SULAWESI TENGAH — Keputusan ini diumumkan langsung oleh Head of Marketing PR and Government Relations PT BYD Motor Indonesia, Luther Panjaitan, di sela-sela gelaran GIIAS, Rabu (5/8/2026). Pihaknya menegaskan bahwa absennya Denza bukan karena kendala teknis atau persiapan produk, melainkan murni arah strategi perusahaan.
"Enggak, jadi sepenuhnya ini adalah strategi dari kami," ujar Luther saat ditemui awak media.
Membangun Citra Premium Lewat Kegiatan Eksklusif
Alih-alih memadati area pameran yang ramai, Denza akan lebih banyak hadir di acara-acara yang pesertanya sesuai dengan profil konsumen yang dibidik. Luther menjelaskan bahwa pendekatan ini diambil agar brand positioning Denza bisa tertanam lebih kuat di benak calon pembeli.

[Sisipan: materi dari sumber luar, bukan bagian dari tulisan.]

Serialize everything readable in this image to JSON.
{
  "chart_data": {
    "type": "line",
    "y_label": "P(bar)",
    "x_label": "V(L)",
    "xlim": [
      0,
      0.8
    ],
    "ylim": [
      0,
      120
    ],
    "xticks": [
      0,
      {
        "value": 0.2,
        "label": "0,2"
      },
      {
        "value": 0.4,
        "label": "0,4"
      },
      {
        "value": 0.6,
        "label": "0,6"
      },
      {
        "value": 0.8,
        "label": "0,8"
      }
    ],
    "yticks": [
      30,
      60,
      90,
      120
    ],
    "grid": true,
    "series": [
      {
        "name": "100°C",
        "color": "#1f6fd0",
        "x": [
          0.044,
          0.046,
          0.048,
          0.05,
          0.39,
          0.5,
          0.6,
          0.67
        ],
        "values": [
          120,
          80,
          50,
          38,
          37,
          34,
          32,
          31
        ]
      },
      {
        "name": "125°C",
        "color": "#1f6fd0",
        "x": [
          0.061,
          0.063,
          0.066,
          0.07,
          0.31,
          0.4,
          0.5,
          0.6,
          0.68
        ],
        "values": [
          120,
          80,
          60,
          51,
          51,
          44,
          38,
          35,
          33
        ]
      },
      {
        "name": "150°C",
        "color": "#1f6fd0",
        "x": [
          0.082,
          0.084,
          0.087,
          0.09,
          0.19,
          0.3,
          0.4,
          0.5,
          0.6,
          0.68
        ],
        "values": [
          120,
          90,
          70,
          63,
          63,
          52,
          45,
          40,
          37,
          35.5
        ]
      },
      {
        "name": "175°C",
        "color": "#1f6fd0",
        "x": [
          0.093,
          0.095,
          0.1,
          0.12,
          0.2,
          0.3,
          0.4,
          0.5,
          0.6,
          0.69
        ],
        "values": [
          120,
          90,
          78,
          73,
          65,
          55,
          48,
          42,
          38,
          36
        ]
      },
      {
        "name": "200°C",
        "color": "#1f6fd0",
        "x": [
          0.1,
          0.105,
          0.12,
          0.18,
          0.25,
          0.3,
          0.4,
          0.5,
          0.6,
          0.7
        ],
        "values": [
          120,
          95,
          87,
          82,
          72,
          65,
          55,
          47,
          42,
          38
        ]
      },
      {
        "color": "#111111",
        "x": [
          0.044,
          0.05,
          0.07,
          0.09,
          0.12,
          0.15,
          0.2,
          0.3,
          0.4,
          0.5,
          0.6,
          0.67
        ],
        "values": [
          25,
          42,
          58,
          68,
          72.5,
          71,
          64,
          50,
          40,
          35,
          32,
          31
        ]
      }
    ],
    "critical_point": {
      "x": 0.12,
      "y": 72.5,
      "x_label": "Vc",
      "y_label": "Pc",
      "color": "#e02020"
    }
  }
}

"Jadi, ke depan kami ingin melihat bagaimana Denza ini langsung mendekatkan kepada customer-nya untuk mengeset brand positioning-nya lebih akurat lagi," katanya.
Strategi ini terlihat dari rentetan kegiatan yang sudah dan akan diikuti Denza. Beberapa di antaranya adalah expo premium, acara musik untuk kalangan menengah ke atas, hingga fashion show.
Dari Golf Competition hingga Pameran Seni
Luther merinci bahwa Denza tidak hanya berhenti pada satu jenis acara. Merek ini juga mulai terlibat dalam turnamen golf dan pameran seni untuk menjangkau komunitas yang lebih luas namun tetap spesifik.
"Jadi, kami mulai lebih attach dengan kegiatan-kegiatan seperti kegiatan expo-expo premium, join dalam kegiatan-kegiatan musikalitas middle-high, lalu kami terlibat dalam aktivitas fashion show premium, golf competition, bahkan terakhir kita ikut anjang kegiatan art yang premium," ucap Luther.
Dengan cara ini, interaksi yang terjalin antara calon konsumen dan produk diharapkan lebih intim. Pengunjung punya waktu lebih banyak untuk melihat detail kendaraan tanpa terburu-buru, sesuatu yang sulit dilakukan di tengah hiruk-pikuk pameran berskala besar.
Langkah BYD ini menjadi catatan menarik bagi industri otomotif nasional. Biasanya, pameran tahunan seperti GIIAS menjadi ajang wajib bagi semua merek untuk memamerkan produk terbarunya. Keputusan Denza untuk berbeda justru menunjukkan bahwa strategi pemasaran premium tidak selalu harus mengikuti arus utama.